As an example, Hwa cited “coreference resolution,” a linguistic concept that has to do with reconciling all the different ways a text could refer to the same subject. If a paper uses the word “he” in one paragraph to refer to a person named in a previous paragraph, for instance, that pronoun’s reference might be clear to a human reader, but researchers thought it would be a stumbling block for computers.

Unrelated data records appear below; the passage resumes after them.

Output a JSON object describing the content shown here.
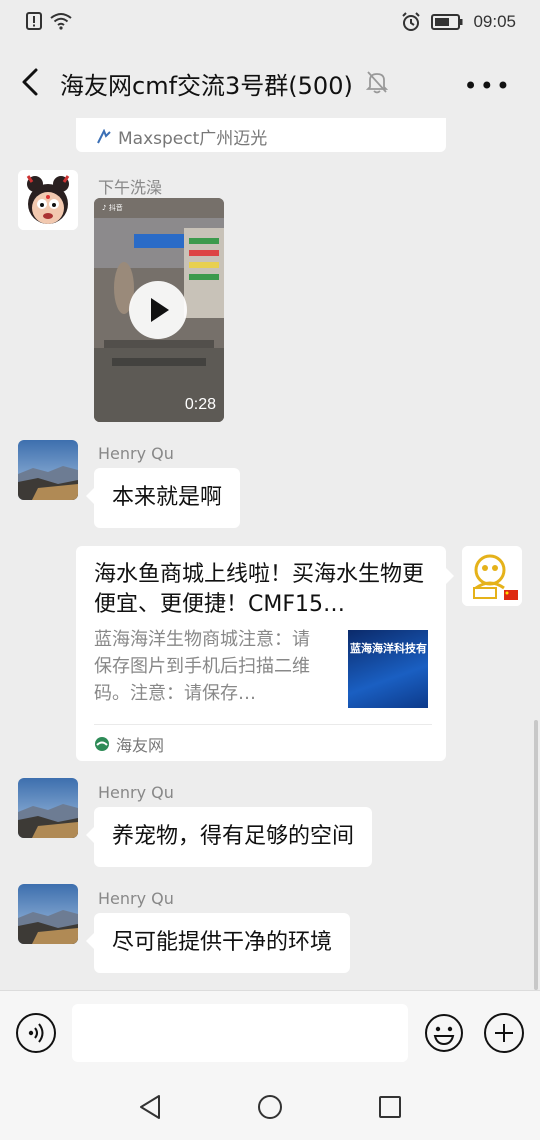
{
  "status_bar": {
    "time": "09:05"
  },
  "header": {
    "title": "海友网cmf交流3号群(500)"
  },
  "messages": {
    "prev_card_source": "Maxspect广州迈光",
    "video_msg": {
      "sender": "下午洗澡",
      "duration": "0:28"
    },
    "msg1": {
      "sender": "Henry Qu",
      "text": "本来就是啊"
    },
    "link_card": {
      "title": "海水鱼商城上线啦！买海水生物更便宜、更便捷！CMF15…",
      "description": "蓝海海洋生物商城注意：请保存图片到手机后扫描二维码。注意：请保存…",
      "thumb_text": "蓝海海洋科技有",
      "source": "海友网"
    },
    "msg2": {
      "sender": "Henry Qu",
      "text": "养宠物，得有足够的空间"
    },
    "msg3": {
      "sender": "Henry Qu",
      "text": "尽可能提供干净的环境"
    }
  },
  "icons": {
    "back": "back-arrow-icon",
    "mute": "bell-off-icon",
    "more": "more-icon",
    "voice": "voice-icon",
    "emoji": "emoji-icon",
    "plus": "plus-icon"
  }
}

“That was considered difficult because you need to understand essentially everything that was discussed surrounding the relevant people until you see this word ‘he,’” Hwa said. “But for whatever it’s worth, language models do pretty well with that. If you give enough context, it tends to get them right.”
With these programs’ capacities expanding exponentially as they train themselves to do better and better, Hwa said, new questions will continually arise. But she hopes the potential improvements to human life will outweigh the challenges the technology poses.
“NLP is exciting because before we may have had a perception that the things we could work on were limited due to technical limitations,” Hwa said. “But now the technical limitation is arguably kind of gone. So we can go way, way further.”